Não é difícil ver por que o capitalismo de stakeholders é tão atraente: ele dá a impressão de que dá para pegar o bonde atrasado e escolher onde sentar. Mas, quando se trata do oceano, o bonde já passou do ponto há tempos. Dadas as atuais limitações tecnológicas, proteger o oceano de novas degradações inviabiliza qualquer industrialização marítima adicional.
Por que a ONU – ou qualquer um, aliás – acredita que as empresas privadas vão se tornar gestoras responsáveis do planeta? A rápida degradação dos ecossistemas marinhos não é exatamente informação nova, mas as corporações só vêm aumentando suas atividades prejudiciais. Realisticamente, o capitalismo de stakeholders só adiará decisões difíceis sobre a maximização do lucro num mundo com restrições climáticas para as gerações futuras.
Neste momento, o mundo tem a oportunidade de adotar uma abordagem mais promissora para proteger o oceano: a Conferência Intergovernamental sobre a Biodiversidade Marinha em Zonas Fora da Jurisdição Nacional. Espera-se que as reuniões, que serão retomadas em Nova York nesta semana, produzam uma estrutura legal para governar todas as áreas marinhas além das ZEEs dos países costeiros.
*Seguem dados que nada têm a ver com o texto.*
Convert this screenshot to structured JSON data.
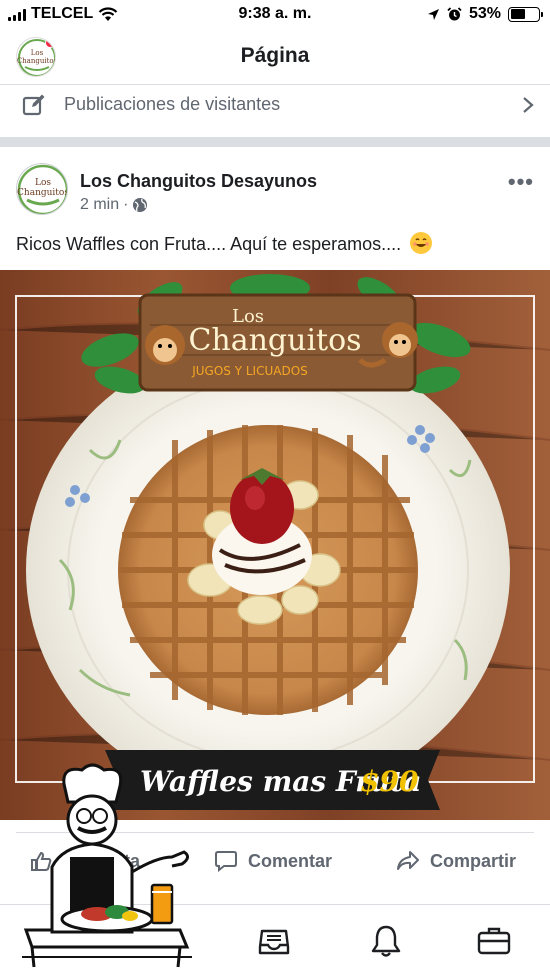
{
  "status_bar": {
    "carrier": "TELCEL",
    "time": "9:38 a. m.",
    "battery": "53%",
    "battery_level": 0.53
  },
  "header": {
    "title": "Página"
  },
  "visitor_posts": {
    "label": "Publicaciones de visitantes"
  },
  "post": {
    "author": "Los Changuitos Desayunos",
    "time_ago": "2 min",
    "separator": "·",
    "text": "Ricos Waffles con Fruta.... Aquí te esperamos....",
    "image": {
      "brand_top": "Los",
      "brand_main": "Changuitos",
      "brand_sub": "JUGOS Y LICUADOS",
      "banner_text": "Waffles mas Fruta",
      "price": "$90"
    }
  },
  "actions": {
    "like": "Me gusta",
    "comment": "Comentar",
    "share": "Compartir"
  },
  "avatar_text": {
    "line1": "Los",
    "line2": "Changuitos"
  },
  "colors": {
    "text": "#1c1e21",
    "secondary": "#606770",
    "separator": "#dadde1",
    "notification": "#f02849",
    "wood": "#8a4a2c",
    "leaf": "#2f8f3a",
    "banner": "#1b1b1b",
    "price": "#f2c200"
  },
  "icons": [
    "signal-icon",
    "wifi-icon",
    "location-icon",
    "alarm-icon",
    "battery-icon",
    "edit-icon",
    "chevron-right-icon",
    "globe-icon",
    "more-icon",
    "comment-icon",
    "share-icon",
    "home-icon",
    "inbox-icon",
    "bell-icon",
    "briefcase-icon",
    "chef-icon"
  ]
}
O alto mar compreende 64% da área de superfície oceânica e abriga os maiores reservatórios de biodiversidade da Terra. O número de espécies que ele suporta é enorme, com expectativa de muito mais descobertas. E ele está ficando mais movimentado – e cada vez mais ameaçado – a cada dia que passa.
A proteção do alto mar tem sido supervisionada por uma colcha de retalhos de agências internacionais. Como resultado, hoje só 1,2% desse ecossistema frágil é salvaguardado contra a atividade comercial exploratória.
Como Guy Standing, pesquisador associado professoral da Universidade de Londres, me disse recentemente, há poucas razões para acreditar que a conferência fará muita coisa no sentido de “reverter o poder das corporações oligopolistas” em águas não-territoriais. Em vez disso, será só mais uma oportunidade para a ONU divulgar a narrativa de que o motivo do lucro, que é em grande parte responsável por destruir o oceano, pode estimular a ação necessária para salvá-lo.
Como diz Standing, se vamos salvar nossos oceanos, devemos reverter sua privatização. Isso significa pressionar por compromissos vinculativos, regulamentação eficaz e fiscalização confiável. Acima de tudo, significa reconhecer que o verdadeiro valor do oceano não tem preço.